Colleagues of Japanese victims of last year’s terrorist attacks in the United States solemnly observed the first anniversary on Wednesday, with many companies holding a moment of silence in remembrance of those who died when the World Trade Center buildings collapsed.
“They were innocent,” a Mizuho Financial Group employee said, “If only I could turn back the clock to one year ago, I would want to prevent what has happened.”
Twelve Japanese and seven local staff of Mizuho’s New York office died in the attack.
Mitsui Trust Financial Group lost three Japanese and two American employees at the New York office of its subsidiary Chuo Mitsui Trust Bank. Around 6,700 employees at the holding company and its two subsidiary banks observed a minute of silence at 8:50 a.m.
No other memorial events were held Wednesday at Mitsui out of respect for the wishes of the victims’ families, according to the company’s public relations department.
A moment of silence was observed by the roughly 3,000 employees at Nishi-Nippon Bank at 8:46 a.m. — the exact time in New York when the first hijacked plane hit the north tower — in honor of their two colleagues who died in the attacks.
The remains of 42-year-old Kazuhiro Anai, deputy head of the bank’s New York branch, and his colleague Takuya Nakamura, 30, were found in the debris at the site, now known as Ground Zero. The men were winding up business after the bank’s branch on the 102nd floor of the World Trade Center’s north tower was shut down five days before the attacks.
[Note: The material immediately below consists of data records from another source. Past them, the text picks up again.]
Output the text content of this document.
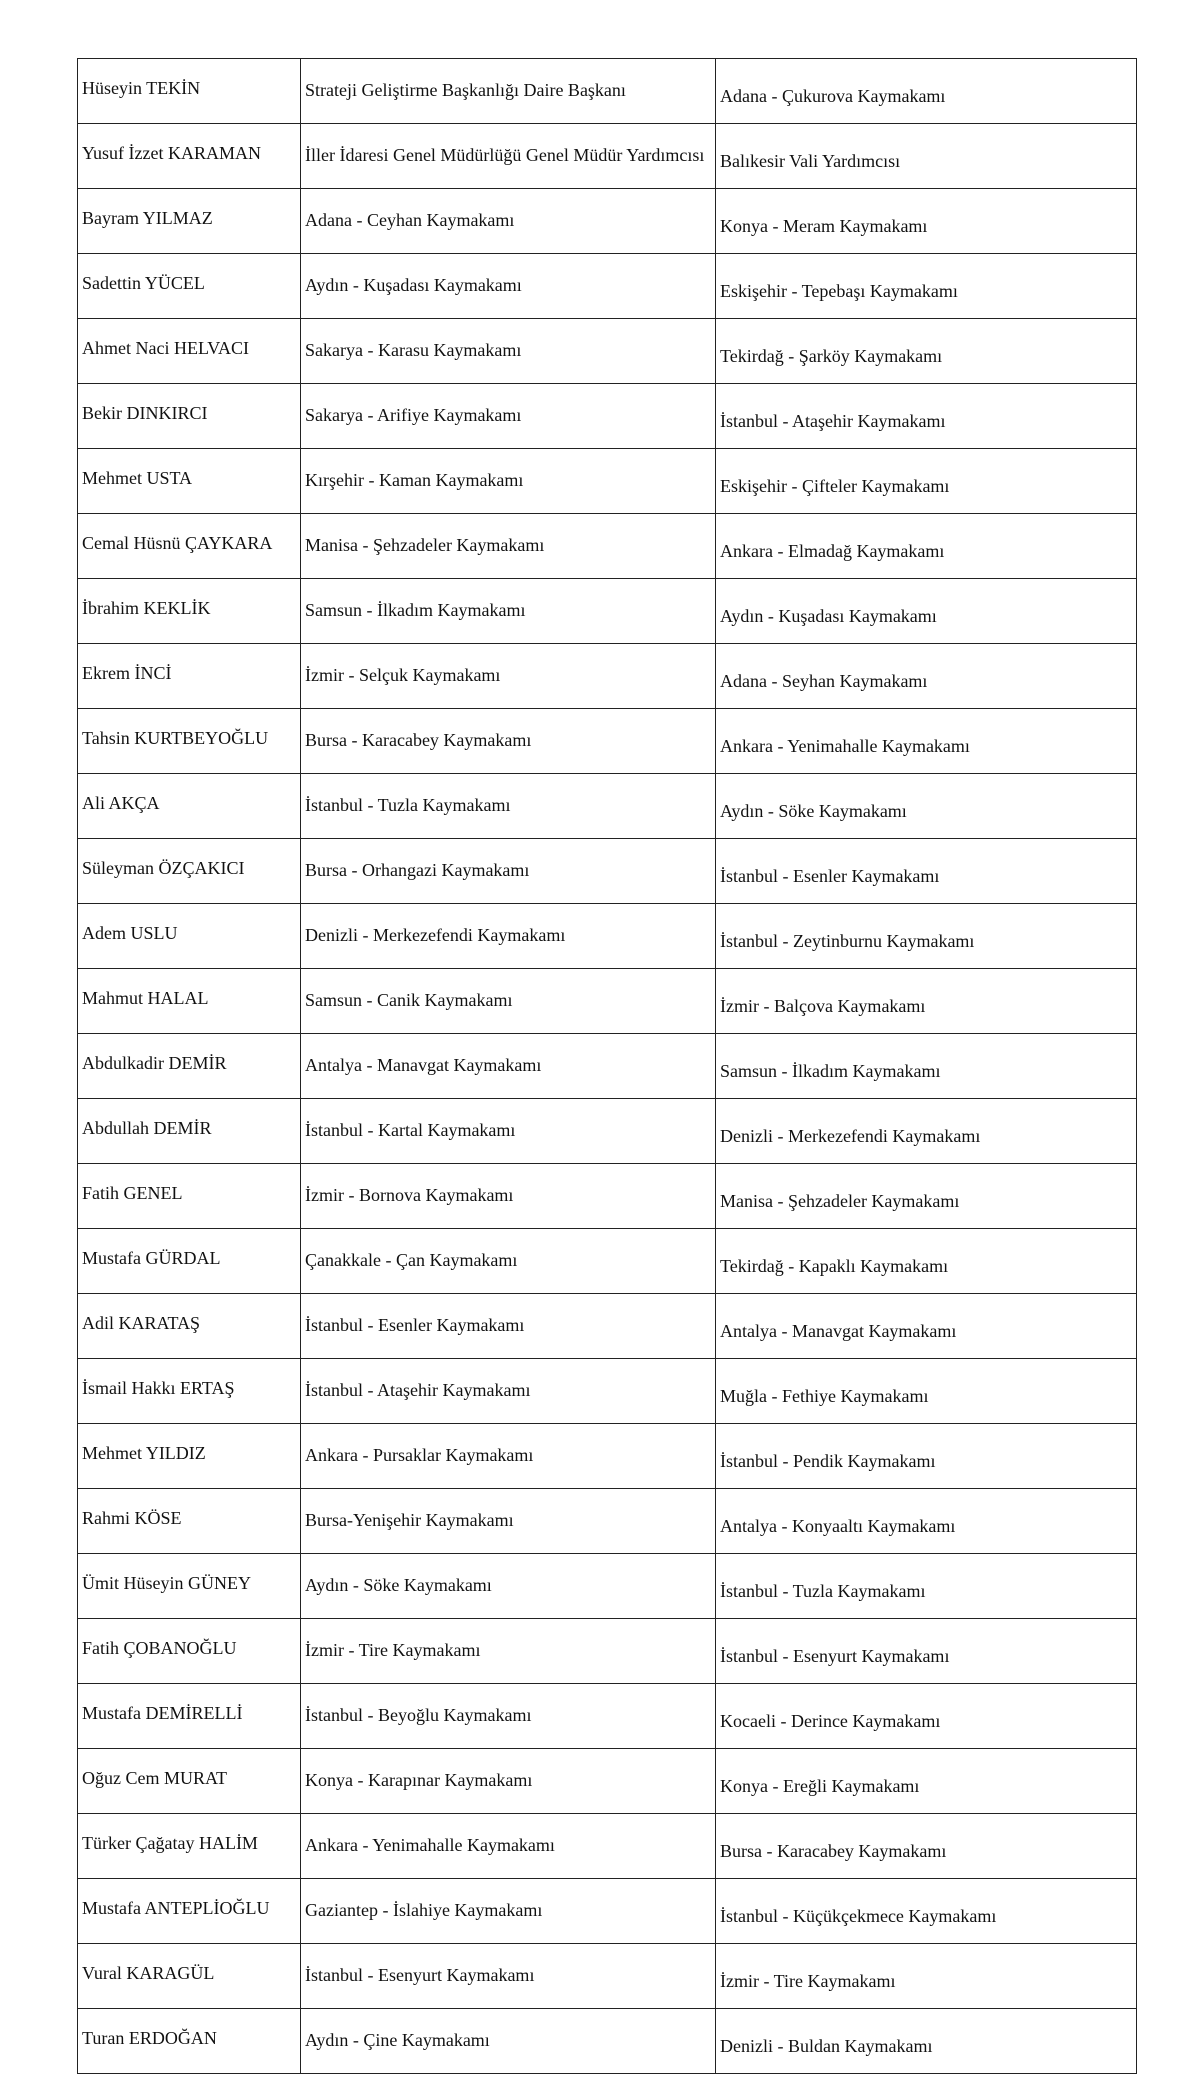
Hüseyin TEKİN	Strateji Geliştirme Başkanlığı Daire Başkanı	Adana - Çukurova Kaymakamı
Yusuf İzzet KARAMAN	İller İdaresi Genel Müdürlüğü Genel Müdür Yardımcısı	Balıkesir Vali Yardımcısı
Bayram YILMAZ	Adana - Ceyhan Kaymakamı	Konya - Meram Kaymakamı
Sadettin YÜCEL	Aydın - Kuşadası Kaymakamı	Eskişehir - Tepebaşı Kaymakamı
Ahmet Naci HELVACI	Sakarya - Karasu Kaymakamı	Tekirdağ - Şarköy Kaymakamı
Bekir DINKIRCI	Sakarya - Arifiye Kaymakamı	İstanbul - Ataşehir Kaymakamı
Mehmet USTA	Kırşehir - Kaman Kaymakamı	Eskişehir - Çifteler Kaymakamı
Cemal Hüsnü ÇAYKARA	Manisa - Şehzadeler Kaymakamı	Ankara - Elmadağ Kaymakamı
İbrahim KEKLİK	Samsun - İlkadım Kaymakamı	Aydın - Kuşadası Kaymakamı
Ekrem İNCİ	İzmir - Selçuk Kaymakamı	Adana - Seyhan Kaymakamı
Tahsin KURTBEYOĞLU	Bursa - Karacabey Kaymakamı	Ankara - Yenimahalle Kaymakamı
Ali AKÇA	İstanbul - Tuzla Kaymakamı	Aydın - Söke Kaymakamı
Süleyman ÖZÇAKICI	Bursa - Orhangazi Kaymakamı	İstanbul - Esenler Kaymakamı
Adem USLU	Denizli - Merkezefendi Kaymakamı	İstanbul - Zeytinburnu Kaymakamı
Mahmut HALAL	Samsun - Canik Kaymakamı	İzmir - Balçova Kaymakamı
Abdulkadir DEMİR	Antalya - Manavgat Kaymakamı	Samsun - İlkadım Kaymakamı
Abdullah DEMİR	İstanbul - Kartal Kaymakamı	Denizli - Merkezefendi Kaymakamı
Fatih GENEL	İzmir - Bornova Kaymakamı	Manisa - Şehzadeler Kaymakamı
Mustafa GÜRDAL	Çanakkale - Çan Kaymakamı	Tekirdağ - Kapaklı Kaymakamı
Adil KARATAŞ	İstanbul - Esenler Kaymakamı	Antalya - Manavgat Kaymakamı
İsmail Hakkı ERTAŞ	İstanbul - Ataşehir Kaymakamı	Muğla - Fethiye Kaymakamı
Mehmet YILDIZ	Ankara - Pursaklar Kaymakamı	İstanbul - Pendik Kaymakamı
Rahmi KÖSE	Bursa-Yenişehir Kaymakamı	Antalya - Konyaaltı Kaymakamı
Ümit Hüseyin GÜNEY	Aydın - Söke Kaymakamı	İstanbul - Tuzla Kaymakamı
Fatih ÇOBANOĞLU	İzmir - Tire Kaymakamı	İstanbul - Esenyurt Kaymakamı
Mustafa DEMİRELLİ	İstanbul - Beyoğlu Kaymakamı	Kocaeli - Derince Kaymakamı
Oğuz Cem MURAT	Konya - Karapınar Kaymakamı	Konya - Ereğli Kaymakamı
Türker Çağatay HALİM	Ankara - Yenimahalle Kaymakamı	Bursa - Karacabey Kaymakamı
Mustafa ANTEPLİOĞLU	Gaziantep - İslahiye Kaymakamı	İstanbul - Küçükçekmece Kaymakamı
Vural KARAGÜL	İstanbul - Esenyurt Kaymakamı	İzmir - Tire Kaymakamı
Turan ERDOĞAN	Aydın - Çine Kaymakamı	Denizli - Buldan Kaymakamı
“Some kind of response against terrorism is necessary, but is it good enough just with military action?” said Minoru Matsubara, head of the bank’s emergency response headquarters, questioning the U.S. response.
In Dazaifu, Fukuoka Prefecture, Anai’s parents and other family gathered Wednesday morning in front of his grave, which bears the phrase, “Died in New York due to the terrorist attacks on the United States.”
“We would have been living together right now,” said Anai’s 70-year-old father, Nobuyuki. “My thoughts (for my son) are the same even after one year has passed. I feel sorry for him.”
Chief Cabinet Secretary Yasuo Fukuda expressed Japan’s resolve Wednesday to step up efforts to terminate terrorism in cooperation with the international community.
“Terrorism is a despicable attack against human beings,” the government’s top spokesman said. “Japan will strive to terminate terrorism in collaboration with other countries.”
Fukuda offered condolences to the victims of the Sept. 11 attacks and their relatives.
“Many precious lives, including those of 24 Japanese, were lost, and many other people suffered. We as the (Japanese) government will offer our sincere condolences to all those who were victimized and express our sympathies to their families and those close to them,” he said during his daily news briefing.